Now as a member of the Learning & Teaching group involved in driving new practise in our school, I have been working with Helen to update our staff library books and refresh them with some of the books being highly recommended at the moment.  Many of these new books have come off of the 'Must reads for teachers' blog post that so many teachers helped contribute to.  My aim is to encourage more staff to undertake professional reading.  We are a good school very close to being outstanding.  We have a vast amount of inspiring teachers and having these excellent resources at our disposal can only help enhance the work we are doing.  Many of them have exceptional ideas and share a wealth of knowledge.  As part of Helen's aim, the use of the library is important and developing a culture of staff using the specific 'staff library' section is also key.  Although year on year teachers consistently use the staff library (see graph above), it isn't as high as it should be in comparison to our overall number of teachers/support staff we have.  As a result, Helen has come up with the following strategies which she is launching with staff after our INSET day this term.  She aims to roll out each of the ideas and hopefully introduce this magnificent resource to many of the teachers who didn't know it existed or who have rarely used it.  In summary, she will:
  • 'Weed out' the staff library and begin removing out of date books and replacing them with current resources/pedagogy.  Latest titles have included 'An Ethic of Excellence' and 'Full on Learning' to name a few.
  • Email staff for request/suggestions for new books
  • Establish a culture of staff being able to ask for a book and being the first to borrow them
  • Make Flyer's advertising the books, especially new ones. These can be sent by email, given out during Inset, displayed in staff room, notice boards within school
Our 'Recommended Staff reading' flyer which will be given out in our Oct INSET

  • Create an information leaflet to be given to new staff on how to use the LRC and what is available to them
  • Demonstrate SearchStar (library programme) to individuals or during an Inset to show how they can look to see if a book is available
  • Encourage personal fiction reading as this brings staff into the LRC by purchasing ‘mature’ reads
  • Encourage table use in the LRC by staff as this familiarises them with the space and the books
  • Have an Open Day for staff with coffee and tea. They can view stock and the staff library.
Hopefully these simple and manageable strategies will encourage staff to begin a journey along continued professional reading.  Hopefully it will encourage a ethos with staff to keep up to date on current ideas, pedagogy and practise.  Hopefully, it will help create a professional dialouge with teachers and begin the many wonderful learning conversations that I am lucky enough to have with teachers on Twitter, but this time within our school.  Hopefully it will inspire many new and existing staff to get involed with teaching and learning in our school (as blogged about here).  And probably, and most importantly, it will help staff refine their current practise so that it ultimately has a positive and beneficial impact on the learners, and learning, that takes place in their classroom.  I would urge you, if you don't have a facility like this set up, work with your librarian and see if you can develop one.  Use my list of must read books to get you started if you need to.  It is worth the time and could be such an amazing tool for a school to have up their sleeve, and one that if promoted with staff like we are, could benefit us all.

1 comment:

  1. We've also recently brought books on T&L more to the fore by creating a mini-library in the staffroom. The idea is that staff can borrow books in the usual way, or perhaps pick up a chapter during a break over a cuppa.
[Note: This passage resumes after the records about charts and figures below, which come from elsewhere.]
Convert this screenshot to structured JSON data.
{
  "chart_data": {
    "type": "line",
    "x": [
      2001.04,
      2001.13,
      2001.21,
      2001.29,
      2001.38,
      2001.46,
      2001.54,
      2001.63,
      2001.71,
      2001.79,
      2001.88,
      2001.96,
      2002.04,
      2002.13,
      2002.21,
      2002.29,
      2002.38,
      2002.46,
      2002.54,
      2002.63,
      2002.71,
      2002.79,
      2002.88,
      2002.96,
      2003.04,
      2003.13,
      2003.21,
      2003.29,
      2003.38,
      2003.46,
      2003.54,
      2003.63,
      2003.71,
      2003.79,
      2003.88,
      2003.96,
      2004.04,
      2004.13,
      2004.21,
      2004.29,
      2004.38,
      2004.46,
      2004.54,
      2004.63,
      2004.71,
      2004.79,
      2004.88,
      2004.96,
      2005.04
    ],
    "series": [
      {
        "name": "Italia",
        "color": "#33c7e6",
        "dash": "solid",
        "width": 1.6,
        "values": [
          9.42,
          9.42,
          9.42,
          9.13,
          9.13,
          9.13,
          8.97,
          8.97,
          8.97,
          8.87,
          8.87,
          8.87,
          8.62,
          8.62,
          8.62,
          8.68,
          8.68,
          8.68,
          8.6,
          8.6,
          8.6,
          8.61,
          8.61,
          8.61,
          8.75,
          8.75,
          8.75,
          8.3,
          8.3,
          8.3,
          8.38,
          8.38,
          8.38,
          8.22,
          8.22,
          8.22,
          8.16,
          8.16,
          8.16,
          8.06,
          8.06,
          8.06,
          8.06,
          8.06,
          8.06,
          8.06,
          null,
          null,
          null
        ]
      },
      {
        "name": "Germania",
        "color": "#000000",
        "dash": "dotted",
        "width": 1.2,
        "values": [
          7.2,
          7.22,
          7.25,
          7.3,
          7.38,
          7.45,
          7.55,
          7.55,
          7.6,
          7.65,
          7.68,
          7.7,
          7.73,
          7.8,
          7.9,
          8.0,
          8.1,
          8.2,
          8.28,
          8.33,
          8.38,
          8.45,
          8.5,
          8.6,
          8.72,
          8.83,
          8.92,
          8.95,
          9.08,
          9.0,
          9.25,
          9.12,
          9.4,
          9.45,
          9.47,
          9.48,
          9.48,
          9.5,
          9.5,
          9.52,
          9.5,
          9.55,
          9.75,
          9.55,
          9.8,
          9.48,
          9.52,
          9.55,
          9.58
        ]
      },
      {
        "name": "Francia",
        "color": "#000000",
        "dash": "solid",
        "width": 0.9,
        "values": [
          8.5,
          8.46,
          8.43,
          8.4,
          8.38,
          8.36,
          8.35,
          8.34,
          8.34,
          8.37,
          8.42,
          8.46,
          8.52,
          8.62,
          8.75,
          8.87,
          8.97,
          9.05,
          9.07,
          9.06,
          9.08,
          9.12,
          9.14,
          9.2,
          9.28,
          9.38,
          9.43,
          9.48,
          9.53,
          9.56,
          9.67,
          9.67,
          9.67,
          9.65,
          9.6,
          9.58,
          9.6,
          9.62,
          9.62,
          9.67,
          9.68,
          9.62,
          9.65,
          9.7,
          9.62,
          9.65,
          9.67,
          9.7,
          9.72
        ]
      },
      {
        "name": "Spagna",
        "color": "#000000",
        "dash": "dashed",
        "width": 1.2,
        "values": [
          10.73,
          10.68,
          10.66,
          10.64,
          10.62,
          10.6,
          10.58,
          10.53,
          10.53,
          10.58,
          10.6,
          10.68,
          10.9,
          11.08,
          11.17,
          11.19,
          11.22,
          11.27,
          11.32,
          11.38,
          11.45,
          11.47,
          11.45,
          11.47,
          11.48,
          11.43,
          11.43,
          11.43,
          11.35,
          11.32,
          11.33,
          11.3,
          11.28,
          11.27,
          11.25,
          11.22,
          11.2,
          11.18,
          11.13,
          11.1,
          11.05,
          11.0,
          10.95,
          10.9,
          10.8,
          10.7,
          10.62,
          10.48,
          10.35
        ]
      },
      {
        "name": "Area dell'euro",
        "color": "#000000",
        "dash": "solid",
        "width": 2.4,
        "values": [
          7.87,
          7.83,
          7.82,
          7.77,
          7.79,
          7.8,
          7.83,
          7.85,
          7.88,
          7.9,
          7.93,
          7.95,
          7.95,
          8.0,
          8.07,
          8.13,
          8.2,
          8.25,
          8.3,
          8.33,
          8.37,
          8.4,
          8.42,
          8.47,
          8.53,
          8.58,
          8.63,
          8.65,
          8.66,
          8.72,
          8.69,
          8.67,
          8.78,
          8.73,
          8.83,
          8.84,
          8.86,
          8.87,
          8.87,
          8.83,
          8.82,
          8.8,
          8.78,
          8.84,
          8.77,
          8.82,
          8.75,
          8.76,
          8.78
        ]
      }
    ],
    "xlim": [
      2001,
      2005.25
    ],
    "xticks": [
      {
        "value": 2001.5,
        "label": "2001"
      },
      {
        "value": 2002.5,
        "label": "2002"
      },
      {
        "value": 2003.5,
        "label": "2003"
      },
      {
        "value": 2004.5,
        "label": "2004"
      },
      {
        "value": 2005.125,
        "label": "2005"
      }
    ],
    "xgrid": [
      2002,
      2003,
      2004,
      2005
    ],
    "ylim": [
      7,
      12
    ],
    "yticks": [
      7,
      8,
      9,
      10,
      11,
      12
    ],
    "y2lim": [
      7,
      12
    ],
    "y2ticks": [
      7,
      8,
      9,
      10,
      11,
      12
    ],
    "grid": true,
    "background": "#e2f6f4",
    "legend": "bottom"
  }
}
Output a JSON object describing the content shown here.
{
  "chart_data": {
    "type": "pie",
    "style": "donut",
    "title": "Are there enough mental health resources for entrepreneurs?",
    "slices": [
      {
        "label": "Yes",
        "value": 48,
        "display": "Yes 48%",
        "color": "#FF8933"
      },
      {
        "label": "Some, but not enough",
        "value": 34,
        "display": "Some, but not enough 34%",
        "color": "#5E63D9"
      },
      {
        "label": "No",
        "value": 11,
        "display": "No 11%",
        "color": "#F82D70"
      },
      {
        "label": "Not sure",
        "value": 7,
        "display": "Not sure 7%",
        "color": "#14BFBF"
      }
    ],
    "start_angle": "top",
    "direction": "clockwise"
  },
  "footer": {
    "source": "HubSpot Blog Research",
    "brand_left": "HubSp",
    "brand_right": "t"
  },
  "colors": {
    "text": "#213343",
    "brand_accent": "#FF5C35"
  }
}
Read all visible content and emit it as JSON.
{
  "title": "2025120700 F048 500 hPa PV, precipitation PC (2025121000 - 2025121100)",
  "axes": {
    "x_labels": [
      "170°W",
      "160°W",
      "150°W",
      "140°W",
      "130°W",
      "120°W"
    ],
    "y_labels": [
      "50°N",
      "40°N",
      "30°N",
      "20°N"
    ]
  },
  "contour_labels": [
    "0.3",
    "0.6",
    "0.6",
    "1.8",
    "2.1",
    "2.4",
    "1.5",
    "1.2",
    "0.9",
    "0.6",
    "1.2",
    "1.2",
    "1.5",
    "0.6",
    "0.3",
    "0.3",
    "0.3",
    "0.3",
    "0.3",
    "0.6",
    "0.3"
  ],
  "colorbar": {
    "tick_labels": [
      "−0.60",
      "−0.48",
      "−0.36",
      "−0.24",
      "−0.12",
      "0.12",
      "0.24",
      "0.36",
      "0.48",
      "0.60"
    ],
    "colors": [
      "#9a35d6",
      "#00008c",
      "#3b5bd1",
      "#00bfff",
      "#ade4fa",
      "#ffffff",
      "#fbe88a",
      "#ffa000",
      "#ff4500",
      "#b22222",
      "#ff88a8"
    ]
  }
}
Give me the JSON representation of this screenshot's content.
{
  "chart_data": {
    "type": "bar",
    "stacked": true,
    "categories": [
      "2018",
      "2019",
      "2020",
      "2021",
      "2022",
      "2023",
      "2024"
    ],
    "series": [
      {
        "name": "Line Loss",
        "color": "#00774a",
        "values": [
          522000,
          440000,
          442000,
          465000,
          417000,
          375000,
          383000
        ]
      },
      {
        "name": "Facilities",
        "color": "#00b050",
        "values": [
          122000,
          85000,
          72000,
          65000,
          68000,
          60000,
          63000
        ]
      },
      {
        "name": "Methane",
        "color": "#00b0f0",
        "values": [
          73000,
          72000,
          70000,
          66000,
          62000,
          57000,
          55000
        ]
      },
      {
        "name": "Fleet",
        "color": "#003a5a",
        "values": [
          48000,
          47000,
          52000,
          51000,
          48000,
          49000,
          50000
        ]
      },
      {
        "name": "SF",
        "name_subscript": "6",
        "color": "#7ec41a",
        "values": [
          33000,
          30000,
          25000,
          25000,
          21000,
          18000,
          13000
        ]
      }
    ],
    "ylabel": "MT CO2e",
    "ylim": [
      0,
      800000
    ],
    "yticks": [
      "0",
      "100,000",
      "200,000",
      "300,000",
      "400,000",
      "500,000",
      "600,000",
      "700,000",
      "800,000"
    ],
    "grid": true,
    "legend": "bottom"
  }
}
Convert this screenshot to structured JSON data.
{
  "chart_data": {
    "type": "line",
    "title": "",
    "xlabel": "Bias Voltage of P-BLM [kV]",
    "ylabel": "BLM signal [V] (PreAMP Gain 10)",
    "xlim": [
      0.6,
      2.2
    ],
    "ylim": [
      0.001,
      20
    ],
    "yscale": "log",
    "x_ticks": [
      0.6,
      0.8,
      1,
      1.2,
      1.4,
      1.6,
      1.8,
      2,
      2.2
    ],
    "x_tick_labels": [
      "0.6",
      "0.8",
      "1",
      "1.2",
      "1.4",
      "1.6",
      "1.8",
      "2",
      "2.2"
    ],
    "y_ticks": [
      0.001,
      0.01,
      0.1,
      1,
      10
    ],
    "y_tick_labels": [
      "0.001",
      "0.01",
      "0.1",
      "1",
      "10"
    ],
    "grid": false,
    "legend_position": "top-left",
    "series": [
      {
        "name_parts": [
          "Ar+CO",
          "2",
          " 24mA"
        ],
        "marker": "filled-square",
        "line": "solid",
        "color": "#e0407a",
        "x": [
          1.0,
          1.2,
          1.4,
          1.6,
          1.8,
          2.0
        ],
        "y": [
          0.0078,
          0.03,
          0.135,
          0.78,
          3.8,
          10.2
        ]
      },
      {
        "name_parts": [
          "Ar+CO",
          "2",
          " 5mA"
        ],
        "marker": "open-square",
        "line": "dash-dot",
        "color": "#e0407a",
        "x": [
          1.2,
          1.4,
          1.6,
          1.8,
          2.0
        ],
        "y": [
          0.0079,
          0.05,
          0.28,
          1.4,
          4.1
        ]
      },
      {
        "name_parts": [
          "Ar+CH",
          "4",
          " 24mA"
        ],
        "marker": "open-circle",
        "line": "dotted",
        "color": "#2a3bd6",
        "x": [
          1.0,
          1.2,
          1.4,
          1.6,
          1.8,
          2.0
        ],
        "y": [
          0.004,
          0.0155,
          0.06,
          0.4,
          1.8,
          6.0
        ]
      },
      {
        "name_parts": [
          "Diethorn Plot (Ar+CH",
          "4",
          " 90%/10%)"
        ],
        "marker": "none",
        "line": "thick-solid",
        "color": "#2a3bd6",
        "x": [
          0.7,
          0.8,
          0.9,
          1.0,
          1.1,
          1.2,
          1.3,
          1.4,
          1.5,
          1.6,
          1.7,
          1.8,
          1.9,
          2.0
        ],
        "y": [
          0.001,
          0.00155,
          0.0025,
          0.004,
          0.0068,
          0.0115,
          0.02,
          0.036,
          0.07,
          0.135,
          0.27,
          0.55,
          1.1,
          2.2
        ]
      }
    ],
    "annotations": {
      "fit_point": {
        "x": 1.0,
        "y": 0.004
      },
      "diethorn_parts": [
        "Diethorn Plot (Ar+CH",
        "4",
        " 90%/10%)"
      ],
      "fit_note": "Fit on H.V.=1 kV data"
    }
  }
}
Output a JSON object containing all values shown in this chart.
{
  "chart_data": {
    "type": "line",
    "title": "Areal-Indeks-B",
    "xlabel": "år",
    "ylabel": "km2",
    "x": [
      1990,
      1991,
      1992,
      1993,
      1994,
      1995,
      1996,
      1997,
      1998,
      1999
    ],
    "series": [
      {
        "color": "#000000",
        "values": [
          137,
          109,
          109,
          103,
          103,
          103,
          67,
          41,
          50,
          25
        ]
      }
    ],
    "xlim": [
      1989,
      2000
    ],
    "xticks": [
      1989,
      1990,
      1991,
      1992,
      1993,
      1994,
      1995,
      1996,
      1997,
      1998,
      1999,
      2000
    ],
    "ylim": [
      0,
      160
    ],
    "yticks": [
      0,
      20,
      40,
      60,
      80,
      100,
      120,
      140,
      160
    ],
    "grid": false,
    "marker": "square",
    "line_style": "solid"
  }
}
    What your post prompted me to consider David was that reading is invariably a solitary exercise. Perhaps we could attempt to foster dialogue by asking colleagues to comment on what they've read? Amazon-stylee reviews if you will. They could be done through a private discussion group, or opened to a wider audience using tools like http://www.librarything.com/ for example. Anything which encourages people to think a little more deeply about what they're reading in fact ... and surely nothing does that like airing your views for scrutiny in 'public,' does it?